Search code examples
c++qtqstringqnetworkaccessmanager

I can't find a substring in a string


I'm trying to parse data from the site using QNetworkAccessManager. To do this, I write the site data to QString, but when I do a substring search using indexOf, the result is incorrect: one value is -1. Tell me, please, what is the problem here?

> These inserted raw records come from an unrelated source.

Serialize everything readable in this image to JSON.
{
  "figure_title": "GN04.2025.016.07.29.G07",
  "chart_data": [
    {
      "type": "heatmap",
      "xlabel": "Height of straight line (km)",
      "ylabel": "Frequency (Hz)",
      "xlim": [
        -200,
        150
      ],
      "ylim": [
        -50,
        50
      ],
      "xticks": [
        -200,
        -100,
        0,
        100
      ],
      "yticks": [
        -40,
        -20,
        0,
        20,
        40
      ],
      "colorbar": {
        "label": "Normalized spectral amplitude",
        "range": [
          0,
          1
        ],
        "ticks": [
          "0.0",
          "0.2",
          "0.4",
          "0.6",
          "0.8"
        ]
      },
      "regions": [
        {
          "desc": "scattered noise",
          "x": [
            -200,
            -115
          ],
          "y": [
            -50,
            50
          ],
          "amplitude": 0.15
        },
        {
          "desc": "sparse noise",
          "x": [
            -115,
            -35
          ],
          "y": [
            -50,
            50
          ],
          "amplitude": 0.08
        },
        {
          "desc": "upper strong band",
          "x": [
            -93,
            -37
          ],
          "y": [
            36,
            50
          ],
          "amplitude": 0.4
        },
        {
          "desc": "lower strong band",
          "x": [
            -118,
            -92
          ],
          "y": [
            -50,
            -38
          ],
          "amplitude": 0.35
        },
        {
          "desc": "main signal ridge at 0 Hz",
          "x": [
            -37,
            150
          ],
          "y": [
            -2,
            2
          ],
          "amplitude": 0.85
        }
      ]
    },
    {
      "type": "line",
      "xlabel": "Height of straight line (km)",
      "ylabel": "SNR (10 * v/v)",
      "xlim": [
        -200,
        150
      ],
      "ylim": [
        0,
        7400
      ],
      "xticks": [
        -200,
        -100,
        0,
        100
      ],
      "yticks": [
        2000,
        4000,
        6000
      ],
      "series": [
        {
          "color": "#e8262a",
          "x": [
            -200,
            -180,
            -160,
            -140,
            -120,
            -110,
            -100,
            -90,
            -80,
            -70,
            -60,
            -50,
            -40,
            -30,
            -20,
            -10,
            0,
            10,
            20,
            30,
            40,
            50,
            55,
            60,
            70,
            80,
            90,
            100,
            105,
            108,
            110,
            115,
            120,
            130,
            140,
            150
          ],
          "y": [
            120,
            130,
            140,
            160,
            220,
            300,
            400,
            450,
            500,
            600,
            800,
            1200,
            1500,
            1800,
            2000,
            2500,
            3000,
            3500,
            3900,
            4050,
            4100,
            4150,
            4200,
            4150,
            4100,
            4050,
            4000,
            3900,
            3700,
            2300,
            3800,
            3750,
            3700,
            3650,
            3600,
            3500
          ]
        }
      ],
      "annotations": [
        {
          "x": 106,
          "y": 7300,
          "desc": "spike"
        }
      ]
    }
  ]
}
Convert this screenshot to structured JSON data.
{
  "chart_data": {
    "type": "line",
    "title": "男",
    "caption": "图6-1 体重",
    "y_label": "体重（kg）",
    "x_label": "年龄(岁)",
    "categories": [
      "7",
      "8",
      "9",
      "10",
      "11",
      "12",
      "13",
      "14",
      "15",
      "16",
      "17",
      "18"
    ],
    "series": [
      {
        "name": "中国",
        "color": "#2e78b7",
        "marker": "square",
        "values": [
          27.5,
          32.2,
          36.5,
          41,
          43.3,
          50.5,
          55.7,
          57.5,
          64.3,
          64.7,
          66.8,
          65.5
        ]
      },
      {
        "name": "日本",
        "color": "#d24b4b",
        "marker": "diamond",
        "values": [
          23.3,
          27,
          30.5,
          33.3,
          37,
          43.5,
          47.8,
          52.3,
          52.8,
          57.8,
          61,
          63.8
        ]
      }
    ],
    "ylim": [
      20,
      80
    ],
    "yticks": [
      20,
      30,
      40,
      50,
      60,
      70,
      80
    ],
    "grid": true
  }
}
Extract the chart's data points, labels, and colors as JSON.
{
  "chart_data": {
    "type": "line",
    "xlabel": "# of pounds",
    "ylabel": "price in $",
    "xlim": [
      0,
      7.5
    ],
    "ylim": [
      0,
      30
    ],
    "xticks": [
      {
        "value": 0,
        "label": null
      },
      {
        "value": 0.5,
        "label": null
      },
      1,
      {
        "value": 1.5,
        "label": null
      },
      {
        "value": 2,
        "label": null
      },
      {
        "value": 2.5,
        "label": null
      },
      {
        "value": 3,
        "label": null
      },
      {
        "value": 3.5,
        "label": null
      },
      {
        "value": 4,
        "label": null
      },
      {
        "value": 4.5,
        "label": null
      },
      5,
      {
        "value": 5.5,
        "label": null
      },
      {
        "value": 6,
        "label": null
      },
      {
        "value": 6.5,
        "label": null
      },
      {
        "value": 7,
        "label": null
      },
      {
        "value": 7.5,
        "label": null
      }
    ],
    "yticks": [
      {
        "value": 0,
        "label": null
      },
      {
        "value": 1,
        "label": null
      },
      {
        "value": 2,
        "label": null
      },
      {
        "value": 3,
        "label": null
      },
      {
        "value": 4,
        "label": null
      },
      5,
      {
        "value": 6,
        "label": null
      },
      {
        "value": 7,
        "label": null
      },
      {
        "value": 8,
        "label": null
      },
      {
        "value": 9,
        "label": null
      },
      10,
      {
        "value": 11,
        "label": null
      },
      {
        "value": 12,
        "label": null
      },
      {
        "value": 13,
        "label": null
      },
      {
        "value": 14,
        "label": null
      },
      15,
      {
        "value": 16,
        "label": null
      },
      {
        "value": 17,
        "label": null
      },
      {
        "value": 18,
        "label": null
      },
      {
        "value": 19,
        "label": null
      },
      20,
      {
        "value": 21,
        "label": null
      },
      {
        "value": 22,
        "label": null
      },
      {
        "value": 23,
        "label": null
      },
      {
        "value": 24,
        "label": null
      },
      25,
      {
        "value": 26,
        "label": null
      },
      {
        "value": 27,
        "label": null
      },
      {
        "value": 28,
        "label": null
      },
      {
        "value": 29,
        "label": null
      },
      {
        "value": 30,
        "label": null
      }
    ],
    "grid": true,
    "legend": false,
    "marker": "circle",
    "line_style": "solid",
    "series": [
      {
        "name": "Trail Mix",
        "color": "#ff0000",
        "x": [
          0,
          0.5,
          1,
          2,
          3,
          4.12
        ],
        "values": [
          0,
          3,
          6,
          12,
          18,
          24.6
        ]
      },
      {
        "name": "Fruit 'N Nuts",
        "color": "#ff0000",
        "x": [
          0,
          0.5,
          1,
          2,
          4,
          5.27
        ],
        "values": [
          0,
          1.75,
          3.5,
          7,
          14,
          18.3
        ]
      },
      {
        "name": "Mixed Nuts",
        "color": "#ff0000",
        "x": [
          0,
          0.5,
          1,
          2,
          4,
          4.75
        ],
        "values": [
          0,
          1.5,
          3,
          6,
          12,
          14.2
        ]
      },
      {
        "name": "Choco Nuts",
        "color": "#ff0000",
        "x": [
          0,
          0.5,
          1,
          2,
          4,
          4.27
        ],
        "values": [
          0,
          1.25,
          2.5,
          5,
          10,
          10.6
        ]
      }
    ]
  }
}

void MainWindow::on_pushButton_clicked()
{
     pBar = new QProgressBar;
     pBar->setMaximum(0); // максимум
     pBar->setMinimum(0);
     pBar->show();

     QNetworkRequest request;
     QUrl url(tr("https://auto.ru/tver/cars/all/? utm_source=yandex_direct&utm_medium=direct.brand&utm_campaign=460_hand_desktop_used_brand_search_Tver_none_82222146&utm_content=cid%3A82222146%7Cgid%3A5114476686%7Caid%3A13330832990%7Cph%3A42898716904%7Cpt%3Apremium%7Cpn%3A1%7Csrc%3Anone%7Cst%3Asearch%7Ccgcid%3A0%7Cdt%3Adesktop&utm_term=auto+ru&adjust_t=cl4qttt_nsw4it6&adjust_campaign=82222146&adjust_adgroup=5114476686&tracker_limit=10000&adjust_ya_click_id=1049526807999603789&_openstat=ZGlyZWN0LnlhbmRleC5ydTs4MjIyMjE0NjsxMzMzMDgzMjk5MDt5YW5kZXgucnU6cHJlbWl1bQ&yclid=639777327900000255"));

     request.setUrl(url);

     this->manager->get(request);

     connect(manager, SIGNAL(finished(QNetworkReply *)), this, 
             SLOT(replyFinished(QNetworkReply *)));
  }

  void MainWindow::replyFinished(QNetworkReply *reply)
  {
      if (reply->error() == QNetworkReply::NoError)
      {
          QByteArray content= reply->readAll();
          QTextCodec *codec = QTextCodec::codecForName("utf8");
          QString page = codec->toUnicode(content.data());
          int startStrPos = page.indexOf("<div class=\"ListingCars 
                                     ListingCars_outputType_list\">");
          int endStrPos   = page.lastIndexOf("<div class=\"ListingCarsPagination\">");
  
           
          // startStrPos = -1
          qDebug() << startStrPos << endStrPos;

          QString ctn = page.mid(startStrPos, endStrPos - startStrPos);
          ui->textEdit->setPlainText(ctn);
     }
     reply->deleteLater();
     pBar->close();
  }

Solution

  • The string you search for is spanning 2 source lines, this is not correct. You should either use a single line:

          int startStrPos = page.indexOf("<div class=\"ListingCars ListingCars_outputType_list\">");
    

    Or you should use string split the string in 2 parts for readability:

          int startStrPos = page.indexOf("<div class=\"ListingCars" 
                                         " ListingCars_outputType_list\">");
    

    Using this technique, you can make the URL somewhat more readable:

         QUrl url(tr("https://auto.ru/tver/cars/all/?"
                     "utm_source=yandex_direct&"
                     "utm_medium=direct.brand&"
                     "utm_campaign=460_hand_desktop_used_brand_search_Tver_none_82222146&"
                     "utm_content=cid%3A82222146%7Cgid%3A5114476686%7Caid%3A13330832990%7Cph%3A42898716904%7Cpt%3Apremium%7Cpn%3A1%7Csrc%3Anone%7Cst%3Asearch%7Ccgcid%3A0%7Cdt%3Adesktop&"
                     "utm_term=auto+ru&"
                     "adjust_t=cl4qttt_nsw4it6&"
                     "adjust_campaign=82222146&"
                     "adjust_adgroup=5114476686&"
                     "tracker_limit=10000&"
                     "adjust_ya_click_id=1049526807999603789&"
                     "_openstat=ZGlyZWN0LnlhbmRleC5ydTs4MjIyMjE0NjsxMzMzMDgzMjk5MDt5YW5kZXgucnU6cHJlbWl1bQ&"
                     "yclid=639777327900000255"));
    

    Note however that the indexOf method scans for an exact match of the substring. The html file might contain a variation of the substring with different spacing or extra attributes.

    EDIT:

    Requesting the page manually, I got a cookie screen and a robot detection page... There is a chance you are not parsing the final page. Furthermore, the string <div class="ListingCars ListingCars_outputType_list"> does not appear in the page I finally get. Did the page structure change since you last analyzed it?